Sauron is Not Dead Yet
Rohan continues to carry a heavy load of debt that was probably never suited for its small economy of horse and human hair exports.
So long and luscious...
Now, there are many reasons for why this debt became uncontrollable, and who can say where the blame truly lies? Is it with the citizens who prefer to ride free over the grassy plains, unencumbered by taxes? The questionable advice of key government players like Grima Wormtongue? Gondor itself, which some believe had placed Rohan in this difficult position to begin with? The answer will no doubt be debated many ages from now, and is for wiser pens than mine to know.

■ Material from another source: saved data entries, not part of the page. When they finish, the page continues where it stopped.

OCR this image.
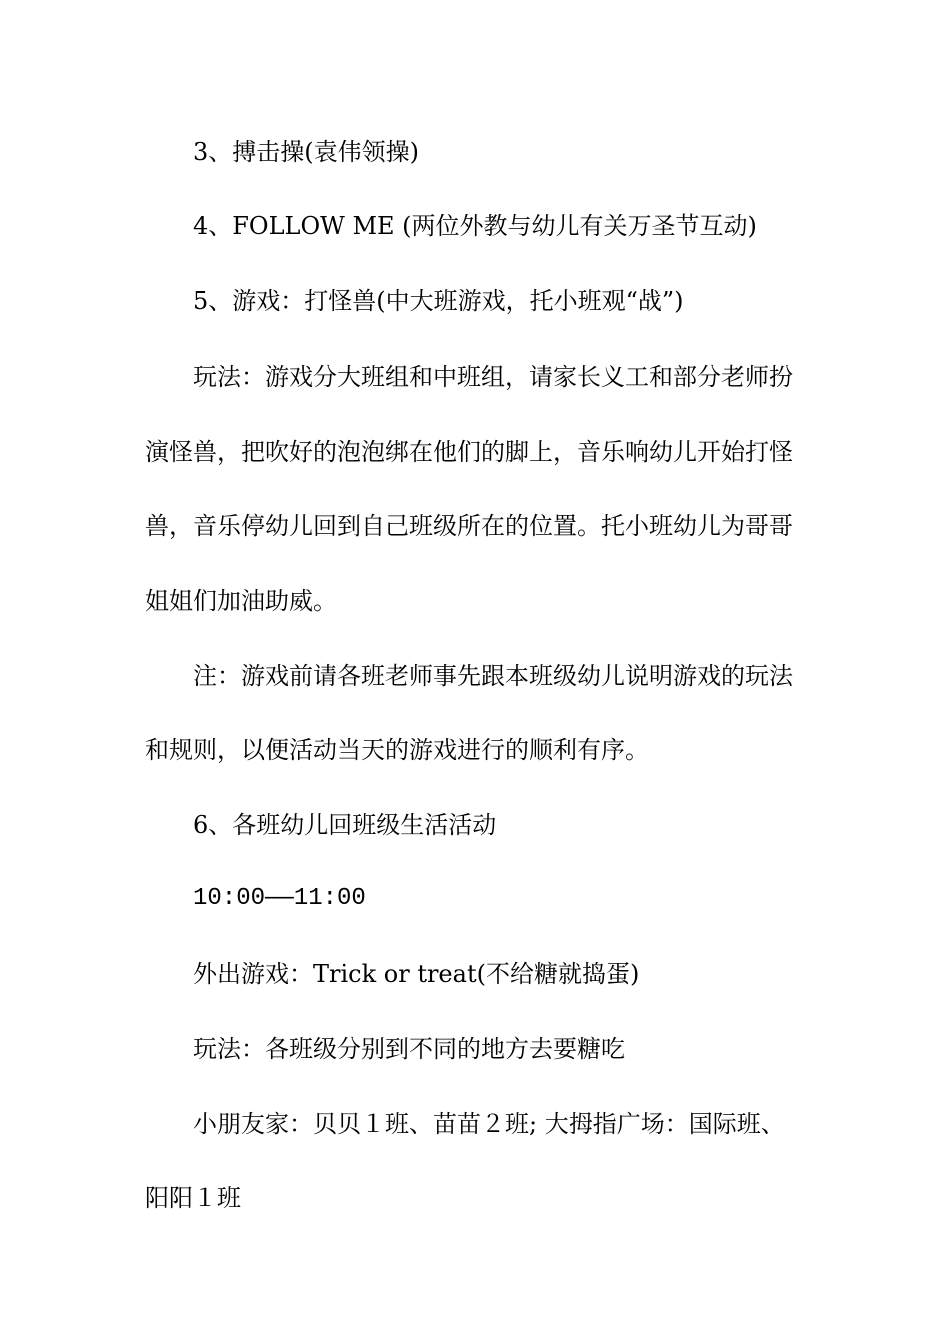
3、搏击操(袁伟领操)
4、FOLLOW ME (两位外教与幼儿有关万圣节互动)
5、游戏：打怪兽(中大班游戏，托小班观“战”)
玩法：游戏分大班组和中班组，请家长义工和部分老师扮
演怪兽，把吹好的泡泡绑在他们的脚上，音乐响幼儿开始打怪
兽，音乐停幼儿回到自己班级所在的位置。托小班幼儿为哥哥
姐姐们加油助威。
注：游戏前请各班老师事先跟本班级幼儿说明游戏的玩法
和规则，以便活动当天的游戏进行的顺利有序。
6、各班幼儿回班级生活活动
10:00——11:00
外出游戏：Trick or treat(不给糖就捣蛋)
玩法：各班级分别到不同的地方去要糖吃
小朋友家：贝贝１班、苗苗２班; 大拇指广场：国际班、
阳阳１班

Anyway, a shadowy yet powerful organization begins to exert pressure on King Theoden of Rohan to bend to its will -- yes, the wizard Saruman and his minions at Isengard, better known to us as the International Monetary Fund.
The IMF/Saruman wants its money repaid, but this is impossible. As seen earlier, Greece/Rohan wants to default on its loans, but the rest of Middle Earth rises up in protest. If Rohan defaults, they fall to Saruman and his master, Sauron, and again the dreaded domino effect to total financial collapse threatened.
The true crisis arrived when Rohan voted (alright, alright, so there aren't any real democracies in Middle Earth) whether or not to leave Middle Earth and retreat into the forests of Mirkwood forever. After a tense vote, the Riders of the Mark chose to stay.
Now, there are still debates about how strict austerity measures should be and taxes and how to create new jobs, but that is the gist of what has happened this summer.
I am not trying to make light of the situation in Greece. In fact, I am more than a bit nervous to be traipsing around a country where most people there my age don't have jobs. Shake your fist and call me a dirty capitalist if you must. But I hope my readers learned a little something -- fiscal policy can be boring, but life in Middle Earth never is.
Note: This post has been adapted from the author's personal travel blog.